Prematurity is difficult on us, but especially Max.
He is taken off of his ventilator, he has a pic line inserted… has an infection that the doctors can’t find the source of. He has had three attempts of a straight caths without success. On Friday, November 30, 2012 he has a spinal tap, and Sunday December 2,2012 he has a blood transfusion. More blood transfusions are done, he is moved to having his oxygen by nasal cannula. All internal lines are finally removed. He is fed by a tube until he is big enough to suck, swallow, and breathe on his own. He doesn’t need any blood pressure meds, heart meds, or other meds. We are lucky; we know other preemies do. And yet there is no word as to when he is coming home. Our visits consist of driving to Milwaukee and hanging out with him at the hospital while he grows and strengthens to come home.

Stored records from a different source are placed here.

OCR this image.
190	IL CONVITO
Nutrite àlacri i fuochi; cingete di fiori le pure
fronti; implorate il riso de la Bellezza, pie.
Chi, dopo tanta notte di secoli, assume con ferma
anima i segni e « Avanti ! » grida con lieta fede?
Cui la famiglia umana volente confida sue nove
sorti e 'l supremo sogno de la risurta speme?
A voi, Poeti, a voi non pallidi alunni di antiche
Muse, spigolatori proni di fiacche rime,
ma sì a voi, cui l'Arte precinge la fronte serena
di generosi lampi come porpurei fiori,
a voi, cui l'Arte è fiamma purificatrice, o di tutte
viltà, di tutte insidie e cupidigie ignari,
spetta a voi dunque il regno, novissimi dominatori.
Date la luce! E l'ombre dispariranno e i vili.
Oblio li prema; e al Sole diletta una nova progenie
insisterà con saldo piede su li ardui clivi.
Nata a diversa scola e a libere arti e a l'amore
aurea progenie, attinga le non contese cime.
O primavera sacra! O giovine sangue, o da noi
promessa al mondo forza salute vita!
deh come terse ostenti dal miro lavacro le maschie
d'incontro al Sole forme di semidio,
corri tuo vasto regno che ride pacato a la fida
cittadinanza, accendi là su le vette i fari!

So many things are unknown with HELLP syndrome. I was just one of the small percentages to go through it. HELLP syndrome is listed as a “rare disease” by the Office of Rare Diseases (ORD) of the National Institutes of Health (NIH). This means that HELLP syndrome, or a subtype of HELLP syndrome, affects less than 200,000 people in the US population. The brilliant head of high risk OB suggested studying me since I am different than the typical case, and maybe there is an underlying disease or disorder like lupus that triggered this. Of course, being in healthcare, I will do whatever I can so another family, mom and baby, can learn from this and possibly not have their pregnancy cut short and emotions stirred up. Not a lot of people know what HELLP syndrome is. Some professionals don’t fully understand it either. If more awareness can be drawn to it and research and education can be done, we will have a start to reducing morbidity and mortality of babies and moms.
More time passed. I graduated with a bachelor’s degree in nursing. We were able to bring Max the micro-preemie home on February 11, 2013, still on oxygen. Three months later, we left the oxygen behind. I finally had a cordless baby!
Max will be one in just a few weeks. I feel thankful yet still have so many mixed emotions. He won’t have been home a year but he will be a year old. I’m still healing emotionally. Sometimes my heart sinks when I hear pregnant mommies say they want the baby early or my mind wanders to this time last year.
But someday the pain will subside. The most important thing is that we are here to tell our story.